当初は日本の鉄軌道では初めてのIC定期券・回数券が導入されるなど、先進的な交通機関として注目されたが、四半世紀が経過して更新の時期を迎えると、“世界唯一”が仇となって部品の確保などが困難となっていた。このため、維持コストの問題から2024年4月末をもってスカイレールの運行終了と、EVバスへの転換を決定した。
このような経緯から、みどり坂タウンバスはスカイレールの代替交通機関として、スカイレールサービスが運営主体となって車両も保有、運行と運行管理は芸陽バスに委託する形をとる。運行する芸陽バスにとってはコミュニティバスなどと同様の受託事業となる。
EVを選択したのは、もちろん環境重視ということもあるが、EVが登坂能力に優れ、ロケーションにマッチしていたということもあるだろう。
スカイレールみどり坂中央駅に隣接してEVバスの営業所が置かれ、8台が収容できる有蓋車庫に4基の充電装置が置かれている。一般的に2台に1基の充電器であれば通常の運用は可能である。
オノエンスターEVはバッテリーを天井に配置することで広い車内空間を確保したノンステップバスで、定員は運転席含め51人(座席28)、各座席にUSBポートが設置されている。また各車両にインバーターを装備し、災害時には8台がみどり坂各地に出向いて電力供給源となる。
■利用者にとってはーの利便性は確実に向上した
みどり坂タウンバスはJR瀬野駅北口を起終点に、急坂を上ってみどり坂へ向かい、みどり中央から瀬野西5丁目地区の住宅地の中を回り、再び瀬野駅へ戻る循環系統を基本に4系統を設定、平日1日75便が運行される。
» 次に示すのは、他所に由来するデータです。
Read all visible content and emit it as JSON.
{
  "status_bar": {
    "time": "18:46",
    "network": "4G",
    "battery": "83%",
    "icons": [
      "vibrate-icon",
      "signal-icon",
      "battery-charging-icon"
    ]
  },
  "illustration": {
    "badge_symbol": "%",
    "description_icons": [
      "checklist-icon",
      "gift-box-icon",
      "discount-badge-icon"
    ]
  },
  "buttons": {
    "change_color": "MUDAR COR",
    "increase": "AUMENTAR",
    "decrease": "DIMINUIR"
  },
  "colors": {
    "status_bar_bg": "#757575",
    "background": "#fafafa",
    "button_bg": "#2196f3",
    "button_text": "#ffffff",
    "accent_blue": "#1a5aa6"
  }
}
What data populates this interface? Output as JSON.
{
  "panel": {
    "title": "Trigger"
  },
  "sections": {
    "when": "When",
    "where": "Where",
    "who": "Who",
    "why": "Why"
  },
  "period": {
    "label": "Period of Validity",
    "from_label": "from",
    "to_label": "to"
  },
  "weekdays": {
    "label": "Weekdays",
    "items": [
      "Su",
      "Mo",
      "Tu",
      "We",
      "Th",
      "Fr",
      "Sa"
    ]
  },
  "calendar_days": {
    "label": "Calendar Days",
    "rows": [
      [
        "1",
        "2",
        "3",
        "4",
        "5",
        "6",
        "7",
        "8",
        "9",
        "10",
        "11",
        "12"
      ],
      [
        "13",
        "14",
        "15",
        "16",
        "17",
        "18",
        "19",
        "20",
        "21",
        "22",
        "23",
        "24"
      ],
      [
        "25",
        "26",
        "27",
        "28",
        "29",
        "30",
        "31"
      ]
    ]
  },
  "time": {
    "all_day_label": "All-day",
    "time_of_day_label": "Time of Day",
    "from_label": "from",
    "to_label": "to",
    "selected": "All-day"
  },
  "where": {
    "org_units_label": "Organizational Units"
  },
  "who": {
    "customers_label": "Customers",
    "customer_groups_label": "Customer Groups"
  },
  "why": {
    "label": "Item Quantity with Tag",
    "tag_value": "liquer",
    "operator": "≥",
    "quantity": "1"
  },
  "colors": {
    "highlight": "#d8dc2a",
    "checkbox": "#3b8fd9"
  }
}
平日朝にはみどり中央からみどり中街のみ停車して瀬野駅までノンストップの急行便も走る。バス停は全部で11カ所あり、住民にとってはより自宅の近くや地元スーパーの前で乗り降りでき、利便性が高まっている。
運賃は200円均一で、広島県内でも珍しい前乗り前払い。スカイレールより30円高くなったが、サービスレベルは高まっており、JR西日本のICOCA導入により全国共通ICカードなども使用できる。一般的な定期券に加えて上り坂方向だけの「みどり坂おかえりパス」(いずれもICOCA定期)の設定があり、ICOCAで乗車するとチャージ専用のポイントサービスや60分以内の再乗車無料サービスもある。
みどり坂の住民とともに生き、地域のシンボルであったスカイレールに代わる交通機関となったみどり坂タウンバス。スカイブルーの9mEVが、新たなみどり坂の住民の誇りとなって、走り続けることを期待したい。